Looking for ways to ‘Stop the Madness’
Diane Hessan’s “Stop the Madness” (Opinion, Aug. 22) is spot-on for these turbulent times. Deep-pocketed liberal New Englanders would be wise to heed her calls to action. Get out the checkbook; as Hessan writes: “Outrage . . . accomplishes little.”
Having just returned from a car trip to Texas, I was fortunate to drive across half the United States and engage with many fellow citizens. I was enthralled by the staff of the Emmett Till Interpretive Center in Sumner, Miss. (thanks to Renée Graham’s July 1 column for alerting readers about the sorrowful vandalism), mesmerized by Glenn Ligon’s “Blue Black” at the Pulitzer Arts Foundation in St. Louis, and challenged about fact/fiction of the 1967 Detroit riots at three different Detroit museums.
There’s a world of need in our country, yet there’s also optimism. But it’s high time the “20 percent ruling class” does something more than merely put a protest sign in the yard, or share outrage among like-minded friends. Repeat: Get out the checkbook. Pick your cause. That 1968 adage is even more important today: “You’re either part of the solution or part of the problem.”

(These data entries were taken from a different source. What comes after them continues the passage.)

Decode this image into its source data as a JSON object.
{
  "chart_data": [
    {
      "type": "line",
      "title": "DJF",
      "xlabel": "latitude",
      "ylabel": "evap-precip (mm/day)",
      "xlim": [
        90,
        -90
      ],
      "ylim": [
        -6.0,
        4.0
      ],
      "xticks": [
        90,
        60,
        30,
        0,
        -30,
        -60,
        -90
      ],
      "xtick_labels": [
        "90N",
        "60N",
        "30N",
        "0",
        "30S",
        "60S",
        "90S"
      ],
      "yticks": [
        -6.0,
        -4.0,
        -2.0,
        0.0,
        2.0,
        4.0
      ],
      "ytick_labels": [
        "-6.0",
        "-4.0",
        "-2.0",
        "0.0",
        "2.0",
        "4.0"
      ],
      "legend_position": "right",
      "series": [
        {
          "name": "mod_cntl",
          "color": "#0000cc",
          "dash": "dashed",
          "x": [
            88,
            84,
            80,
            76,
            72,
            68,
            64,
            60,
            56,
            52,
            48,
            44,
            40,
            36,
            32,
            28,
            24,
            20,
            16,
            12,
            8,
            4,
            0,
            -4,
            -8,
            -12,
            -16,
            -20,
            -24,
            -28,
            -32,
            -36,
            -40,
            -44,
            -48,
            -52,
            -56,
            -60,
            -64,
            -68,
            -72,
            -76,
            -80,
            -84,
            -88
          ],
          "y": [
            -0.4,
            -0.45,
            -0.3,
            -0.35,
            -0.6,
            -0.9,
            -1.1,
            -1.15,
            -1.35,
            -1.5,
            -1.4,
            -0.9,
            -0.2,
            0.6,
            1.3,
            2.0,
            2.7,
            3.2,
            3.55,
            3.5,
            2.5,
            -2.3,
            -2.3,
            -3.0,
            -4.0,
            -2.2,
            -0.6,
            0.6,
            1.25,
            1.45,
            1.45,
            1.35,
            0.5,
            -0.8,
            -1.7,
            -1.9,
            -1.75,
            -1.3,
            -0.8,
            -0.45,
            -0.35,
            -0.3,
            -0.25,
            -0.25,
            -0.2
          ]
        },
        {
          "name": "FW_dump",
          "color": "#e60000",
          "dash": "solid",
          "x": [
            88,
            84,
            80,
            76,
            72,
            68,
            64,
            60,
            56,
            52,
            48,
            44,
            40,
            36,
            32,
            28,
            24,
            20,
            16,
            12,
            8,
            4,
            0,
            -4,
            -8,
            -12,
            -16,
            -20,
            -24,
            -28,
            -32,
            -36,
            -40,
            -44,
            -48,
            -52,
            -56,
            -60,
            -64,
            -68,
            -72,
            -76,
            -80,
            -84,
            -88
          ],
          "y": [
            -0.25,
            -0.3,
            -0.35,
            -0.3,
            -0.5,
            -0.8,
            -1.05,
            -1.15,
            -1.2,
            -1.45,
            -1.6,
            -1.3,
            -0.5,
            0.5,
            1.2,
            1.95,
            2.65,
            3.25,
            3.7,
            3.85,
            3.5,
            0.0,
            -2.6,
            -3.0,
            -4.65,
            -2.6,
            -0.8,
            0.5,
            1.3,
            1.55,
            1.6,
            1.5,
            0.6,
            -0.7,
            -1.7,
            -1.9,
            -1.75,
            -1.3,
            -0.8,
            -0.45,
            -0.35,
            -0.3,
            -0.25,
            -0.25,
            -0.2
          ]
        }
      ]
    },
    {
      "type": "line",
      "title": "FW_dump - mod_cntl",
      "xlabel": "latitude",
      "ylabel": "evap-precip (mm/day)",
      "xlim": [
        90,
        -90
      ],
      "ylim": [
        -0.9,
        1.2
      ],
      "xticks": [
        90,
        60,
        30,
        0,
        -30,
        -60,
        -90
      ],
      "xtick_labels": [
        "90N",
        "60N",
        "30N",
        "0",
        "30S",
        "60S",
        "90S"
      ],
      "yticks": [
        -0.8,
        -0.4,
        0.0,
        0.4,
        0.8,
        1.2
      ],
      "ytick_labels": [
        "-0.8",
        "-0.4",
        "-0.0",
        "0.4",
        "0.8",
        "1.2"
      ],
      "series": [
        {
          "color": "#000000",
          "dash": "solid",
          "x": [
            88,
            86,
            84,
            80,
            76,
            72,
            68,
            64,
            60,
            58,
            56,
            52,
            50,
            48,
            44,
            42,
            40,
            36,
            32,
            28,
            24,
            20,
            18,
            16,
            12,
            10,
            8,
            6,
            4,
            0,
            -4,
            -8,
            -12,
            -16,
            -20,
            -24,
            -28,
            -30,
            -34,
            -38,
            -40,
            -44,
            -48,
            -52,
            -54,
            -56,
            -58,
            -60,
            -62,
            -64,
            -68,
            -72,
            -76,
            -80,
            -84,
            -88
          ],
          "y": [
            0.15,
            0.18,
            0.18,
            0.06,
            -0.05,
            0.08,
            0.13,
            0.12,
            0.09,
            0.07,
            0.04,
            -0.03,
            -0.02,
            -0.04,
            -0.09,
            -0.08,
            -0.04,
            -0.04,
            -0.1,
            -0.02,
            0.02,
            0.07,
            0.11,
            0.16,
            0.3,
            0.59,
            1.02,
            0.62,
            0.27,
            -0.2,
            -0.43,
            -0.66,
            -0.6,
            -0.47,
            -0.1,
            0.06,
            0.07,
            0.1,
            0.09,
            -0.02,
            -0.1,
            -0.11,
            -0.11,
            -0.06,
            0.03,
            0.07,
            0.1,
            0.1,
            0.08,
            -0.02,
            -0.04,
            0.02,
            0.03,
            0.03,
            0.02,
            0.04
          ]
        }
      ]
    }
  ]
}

Thank you Diane Hessan for your continuing conversation with 200 Trump and Clinton voters since the election. Too few of us know and interface with folks on the other side of the current American divide.
But in your latest article (“Stop the Madness,” Opinion, Aug. 22), you reveal a dangerous aspect of Trumpism — the overt and unapologetic separation of ethics from economic activity: “Rather than looking to their leader for moral leadership, they look to him for leadership on growing the economy.”
Our economy began with stolen land and slave labor. The morality of these economic facts were largely accepted and often glorified. Over time, other economic facts and the ideal of common humanity ended slavery. The moral basis of our origin story was never really challenged, especially by those who were neither Native American nor descendents of slaves.
The separation of ethical standards from economic life is the denial of that common humanity. Trumpism is a symptom of that denial and a clear statement that we are NOT all in this together. That is the real madness.
How interesting to see Diane Hessan’s “Stop The Madness” opposite Michael D’Antonio’s “Trump’s Lazy Habits of Heart, Mind.” The so-called madness won’t stop while one half of the country thinks Trump is destructive of the nation’s atmosphere while the other half thinks it’s just
Donald-being-Donald and doesn’t matter.
We need a leader who inspires us to be our better selves, not one who thrives on tearing people down; one who encourages us to come together and bridge our differences to develop and work toward a common vision and common good, not one who seems to thrive on divisiveness.
I find Hessan’s research interesting and useful background, but we need more than simply a reporting of our divisions. And sending a check to the ACLU or SPLC isn’t going to make up for the damage Trump is doing to this great country’s future.